The results were astronomical and immediate, patients that hadn’t walked, initiated a movement, or talked for years were singing, walking, and leaving the hospital for the first time in years.

“It was obvious within days, certainly within weeks, that the first patients were showing spectacular and unprecedented effects,” said Sacks, evidenced by video of patients making incredible recoveries.
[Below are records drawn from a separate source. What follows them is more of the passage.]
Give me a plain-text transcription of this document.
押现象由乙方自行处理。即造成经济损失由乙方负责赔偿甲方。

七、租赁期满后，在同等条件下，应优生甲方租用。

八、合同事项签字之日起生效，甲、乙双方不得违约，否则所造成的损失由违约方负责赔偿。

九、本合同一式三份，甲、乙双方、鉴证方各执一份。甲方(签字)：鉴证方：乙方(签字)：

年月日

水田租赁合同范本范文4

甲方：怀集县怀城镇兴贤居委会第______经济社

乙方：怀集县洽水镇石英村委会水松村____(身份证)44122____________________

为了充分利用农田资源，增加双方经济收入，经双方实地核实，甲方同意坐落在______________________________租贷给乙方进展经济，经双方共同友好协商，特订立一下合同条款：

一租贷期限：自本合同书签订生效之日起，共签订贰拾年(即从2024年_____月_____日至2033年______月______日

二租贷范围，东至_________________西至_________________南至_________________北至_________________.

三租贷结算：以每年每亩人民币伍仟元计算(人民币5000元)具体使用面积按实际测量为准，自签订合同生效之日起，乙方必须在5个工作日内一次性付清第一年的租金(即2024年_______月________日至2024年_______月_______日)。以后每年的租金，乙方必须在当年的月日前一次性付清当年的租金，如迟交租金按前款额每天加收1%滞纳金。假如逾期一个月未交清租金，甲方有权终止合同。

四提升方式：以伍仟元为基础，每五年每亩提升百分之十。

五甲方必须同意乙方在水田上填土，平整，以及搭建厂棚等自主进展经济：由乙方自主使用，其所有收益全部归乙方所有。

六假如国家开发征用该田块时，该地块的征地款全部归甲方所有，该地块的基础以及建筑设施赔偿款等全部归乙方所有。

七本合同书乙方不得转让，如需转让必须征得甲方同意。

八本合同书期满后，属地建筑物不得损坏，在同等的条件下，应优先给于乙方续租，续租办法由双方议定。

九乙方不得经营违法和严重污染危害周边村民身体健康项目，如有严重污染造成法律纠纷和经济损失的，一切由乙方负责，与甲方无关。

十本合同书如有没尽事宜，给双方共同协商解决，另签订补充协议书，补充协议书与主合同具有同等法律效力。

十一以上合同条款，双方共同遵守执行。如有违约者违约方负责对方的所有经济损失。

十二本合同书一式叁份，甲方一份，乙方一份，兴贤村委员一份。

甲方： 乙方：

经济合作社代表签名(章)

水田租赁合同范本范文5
While the patients responded positively initially, many were affected by the sensation of having lost a great majority of their lives. One patient, Sylvia, had been admitted to the hospital in 1926 at the age of twenty-one, she described herself as feeling twenty years old despite being in her sixties.

“The early effects of L-Dopa were wonderful and exciting, and received with a sort of lyrical joy by most of the patients,” said Sacks. However, the miraculous recovery of the summer of 1969, would not be permanent.

The apparent “awakening” of the patients was short lived. All eventually relapsed into different degrees of their former selves, although many did improve overall from their initial conditions.

“I was bewildered and terrified as were many of the patients, I also felt guilty,” said Sacks, afraid he had tantalized his patients with recovery, only to “snatch it away” later.

The video was followed by a brief question and answer session where Sacks commented on everything from the patients initial reactions to treatment to the benefits music can give as therapy. Sacks also spoke on Sunday at Cornell Cinema’s screening of the Hollywood film entitled Awakenings for which actor Robin Williams (portraying Sacks) won an Academy Award. Sacks related anecdotes about the movie with audience members especially about “hanging out with Robin [Williams].”

“He tried to treat the entire patient when he was treating these people he provided a sense of community and psychological support,” commented Camille Moore ’03, “He was treating the patients not just the disease.”

Sacks will be attending classes at Cornell as well as signing books on Friday, and will lead a colloquium, “Uncle Tungsten: Memories of a Chemical Boyhood,” sponsored by the Department of Chemistry and Chemical Biology, next Thursday. Sacks reacted favorably when asked about his stay at Cornell so far.